A compendium of quantities that happen to have nice numbers, for no reason
Fine structure constant
Defined as \alpha := e^2/ (4\pi \varepsilon_0 \hbar c ) .\alpha \approx \frac{1}{137}.
Intriging, since it seemed for a time that it would be precisely the inverse of an integer number.
Actually,\alpha \approx \frac{1}{137.035999084}
pH of water
The pH scale is logarithmic and inversely indicates the activity of hydrogen ions in the solution:
pH = −\log ( a_{H^+} ) \approx − \log ( [ H^+ ] ) ,
where [H+] is the equilibrium molar concentration (mol/L) of H+ in the solution. At 25 °C, it so turns out that [H+] ≈ 10^(-7) mol / L.
Viscosity of water
It so turns out that, at 20ºC, the dynamic shear viscosity coefficient is \mu \approx 10^{-3} Pa·s. Therefore, the kinematic viscosity coefficient is \nu \approx 10^{-6} m^2/s.

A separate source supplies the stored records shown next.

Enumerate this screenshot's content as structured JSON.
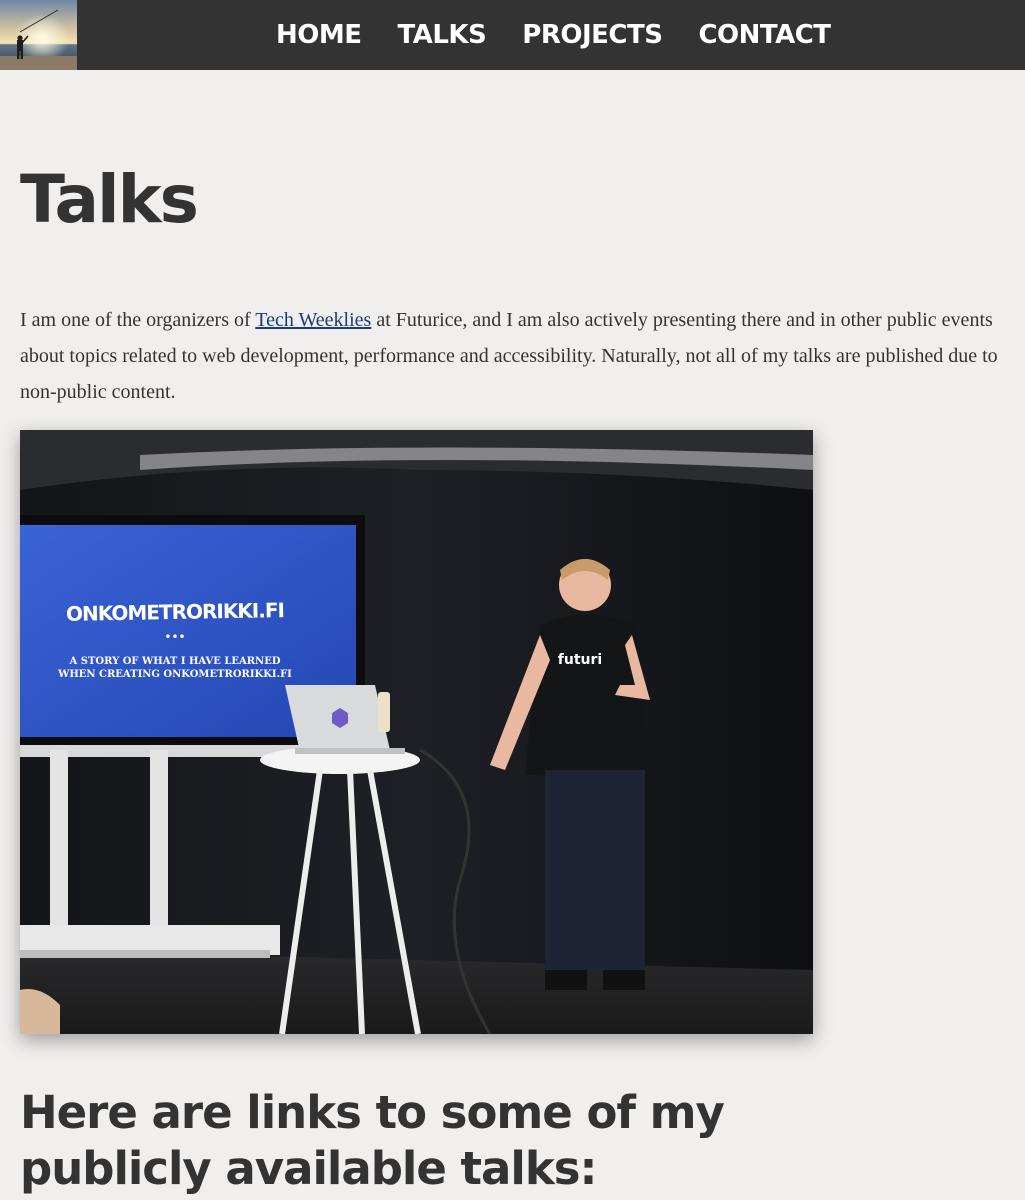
{
  "header": {
    "logo_alt": "",
    "nav": [
      {
        "label": "HOME"
      },
      {
        "label": "TALKS"
      },
      {
        "label": "PROJECTS"
      },
      {
        "label": "CONTACT"
      }
    ]
  },
  "main": {
    "title": "Talks",
    "intro": {
      "before": "I am one of the organizers of ",
      "link_text": "Tech Weeklies",
      "after": " at Futurice, and I am also actively presenting there and in other public events about topics related to web development, performance and accessibility. Naturally, not all of my talks are published due to non-public content."
    },
    "photo": {
      "screen_title": "ONKOMETRORIKKI.FI",
      "screen_dots": "•••",
      "screen_subtitle_1": "A STORY OF WHAT I HAVE LEARNED",
      "screen_subtitle_2": "WHEN CREATING ONKOMETRORIKKI.FI",
      "shirt_text": "futuri"
    },
    "section_title": "Here are links to some of my publicly available talks:"
  },
  "colors": {
    "header_bg": "#333333",
    "page_bg": "#f0efed",
    "text": "#333333",
    "link": "#1a3c78",
    "screen_blue": "#2f56c9"
  }
}
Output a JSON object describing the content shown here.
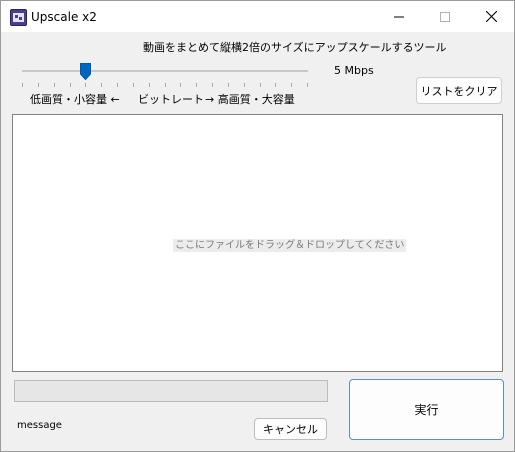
{
  "window": {
    "title": "Upscale x2"
  },
  "header": {
    "subtitle": "動画をまとめて縦横2倍のサイズにアップスケールするツール"
  },
  "slider": {
    "value_label": "5 Mbps",
    "low_label": "低画質・小容量 ←",
    "mid_label": "ビットレート",
    "high_label": "→ 高画質・大容量",
    "position_fraction": 0.222
  },
  "buttons": {
    "clear_list": "リストをクリア",
    "cancel": "キャンセル",
    "run": "実行"
  },
  "dropzone": {
    "hint": "ここにファイルをドラッグ＆ドロップしてください"
  },
  "status": {
    "message": "message",
    "progress": 0
  },
  "icons": {
    "app": "app-icon",
    "minimize": "minimize-icon",
    "maximize": "maximize-icon",
    "close": "close-icon"
  },
  "colors": {
    "accent": "#0067c0",
    "progress_fill": "#06b025"
  }
}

Far away place in general relativity
For a minimal distance R, a uniform acceleration a is given by a = c^2/R . This would be the normal acceleration needed to keep a particle traveling at the speed of light moving on a circle of radius R. If we want a close to g, the gravitational acceleration at the Earth, we would need to go very close to 1 light year. See Susskinds’ lecture on general relativity
| Magnitude | Value |
| Fine structure constant | \alpha \approx \frac{1}{137} |
| pH of water | [H+] \approx 10^{-7} mol / L |
| Viscosity of water | \nu \approx 10^{-6} m²/s. |
| Far away place | a = c^2/R \approx 1 lyr |